On the morning of 24th February 1944 following a devastating Luftwaffe raid, Donald Wheal and his family were homeless refugees with bulging suitcases and faces blackened by soot blast. In World's End, the first part of his bestselling childhood autobiography, he told of his upbringing during the Blitz in the rough working class community which was Chelsea's World's End. The morning after the World's End bombing he realized that the ties that had bound him to the past were now broken -- a new world and a new fate awaited him.
In White City he tells the story of how his family, now menaced by the V-bombs and rockets that were the last stage of London's war, were re-settled in a anonymous London suburb where later his adolescence was to began amidst post war privation, sexual yearning and first love. In these dark years the quest for new experiences took him all around Britain and finally to war-ravaged France. A testing period of National Service in Germany and Italy completed his journey to adulthood.
White City is as funny, heartbreaking and engaging as World's End
This is a very good read and a rarely covered record of post WW2 life for young people. I enjoy Donald Wheal's writing style, he's direct and descriptive enough to place the reader in the environment of the time he's describing. I was disappointed that the title is misleading as there are few mentions of this London district (hence, only 4 stars). I loved the preceding book, The World's End, for it's description of working-class life and childhood in that area of London. Clearly, Donald, in older age, lamented his early life in The World's End and its destruction (both, by WW2 bombs and urban regeneration); but he shows no such sentimentality for White City. Although W12 may not have the history of SW3, it was still a home to Donald and thousands of others. For me growing up in the West London suburbs and nearby Acton, the sprawling White City Estate had a tough reputation from the 1970s onwards. Thus, I was dismayed there was nothing of note about the area. Instead, the book details the remarkable social and educational climb of a poor, working-class boy into the upper echelons of life as a Cambridge student. For anyone that has experienced straddling English class strata, this is an interesting read. I recognise what it is like to live a superficial middle-class life, but hanker for the warmth, but sometimes viciousness of a working-class environment. Donald's taking the Cambridge Entrance exams and the following day, assisting his father run an illegal street betting syndicate. Unfortunately, the threat of rapid social and economic rise through education was recognised by the establishment and the eradication of the vehicle of such progress, Grammar Schools, was enacted in the 50s and 60s. Donald died soon after writing these two autobiographies and it must have been an emotional experience as he recalled his early life. The underlying theme of his early days and culminating it in the final chapters of this book is the devotion and sacrifice of his parents in the pursuit of a better life for their children. For this rare written record of working-class aspiration, Donald Wheal should have a Blue Plaque; it would be a counterbalance to the plethora of Blue Plaques devoted to poncey, upper-class luvvies and aristocrats, in London.
Not at all a book I would normally read, a wartime biography, I found it quite hard going in places but mostly enjoyable, and to some extent informative. A wartime biography telling stories of the author’s family, of hardship, friendship and love.

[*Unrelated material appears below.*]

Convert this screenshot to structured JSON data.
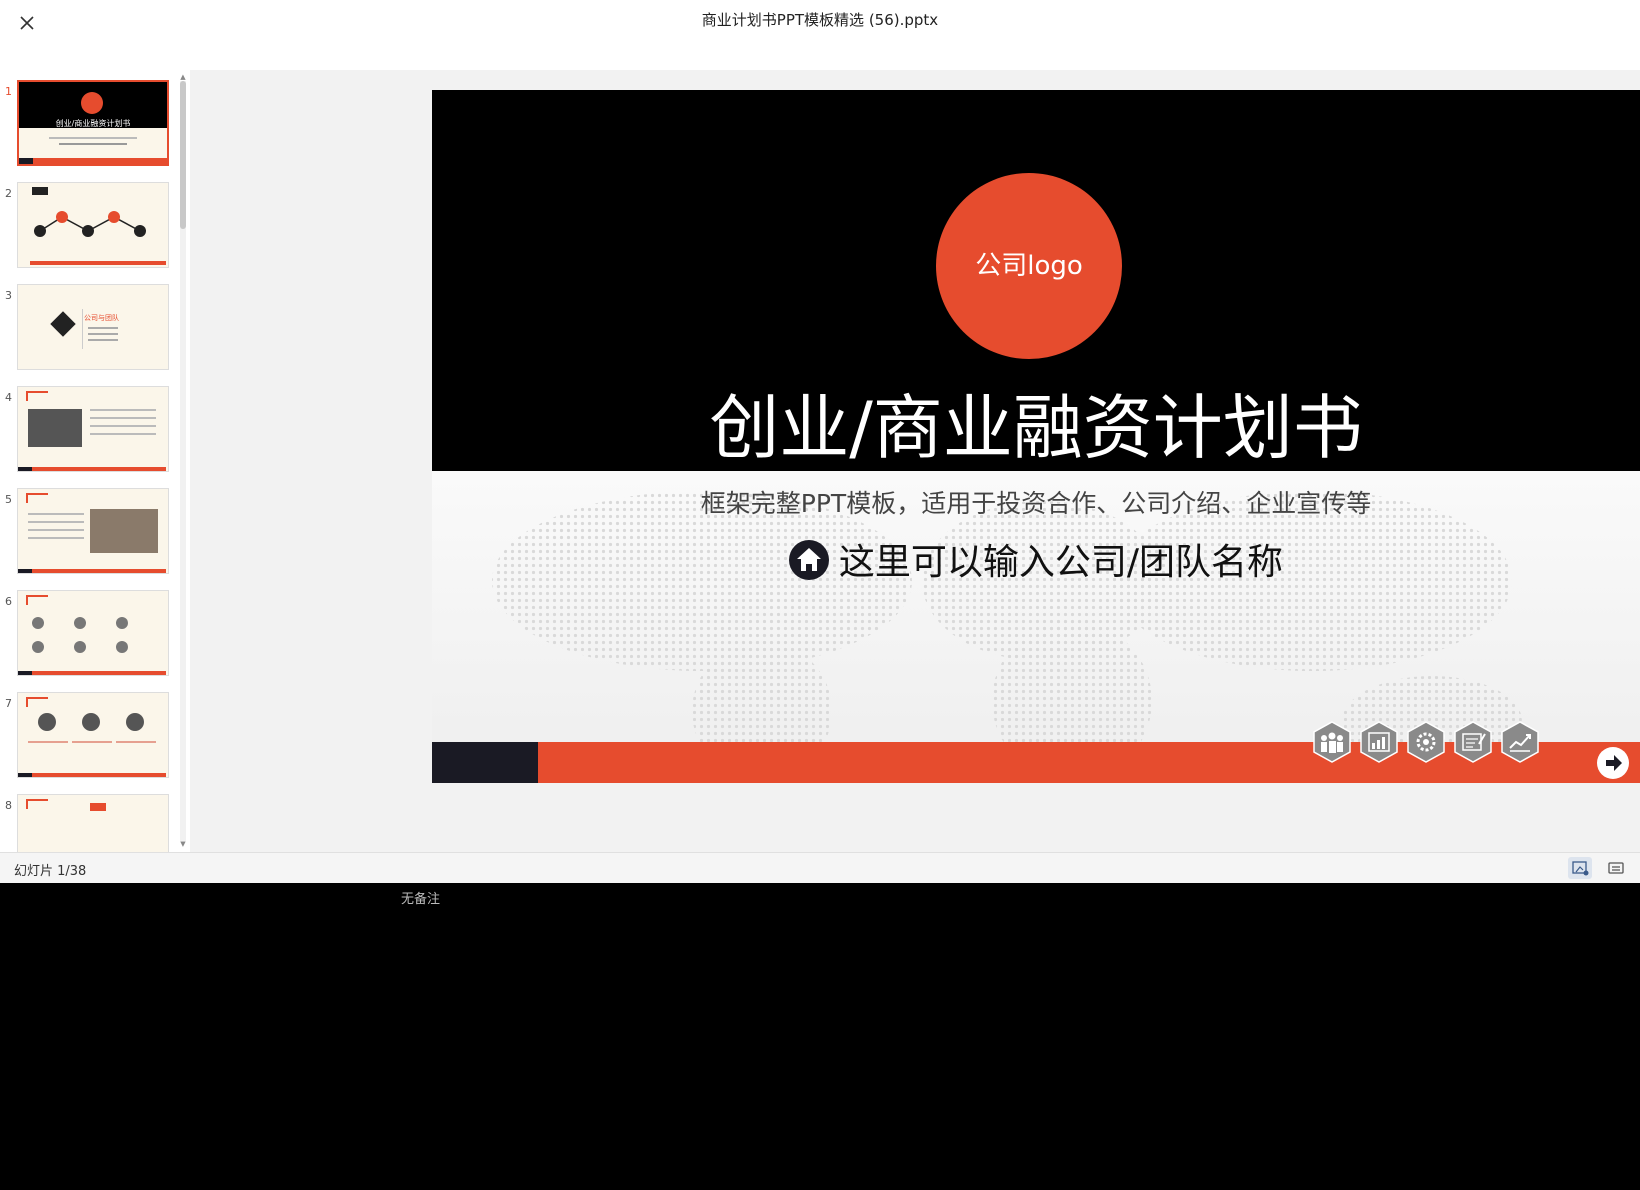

I loved this author's previous book of memoir, 'World's End', and this book is a putative part II. There's no question that it's well written -- as you'd expect from this highly qualified and experienced writer --and no less interesting and informative than 'World's End'. But unfortunately it lacks the simple charm of the first book. That's no fault of the author; it's just that while the first book looked at pre-war and war-time life in a London slum through a eyes of a child this one covers the author's adolescence and young adulthood, and more espcially his experience doing National Service in the army, in England and Europe, at the very beginning of the cold war. His childhood in World's End was unique and his memoir is a worthy history of a time and place long gone; but his experiences growing up after the war, and his National Service experiences before going up to Cambridge, while personal to him, are neither unique nor particularly interesting or enlightening.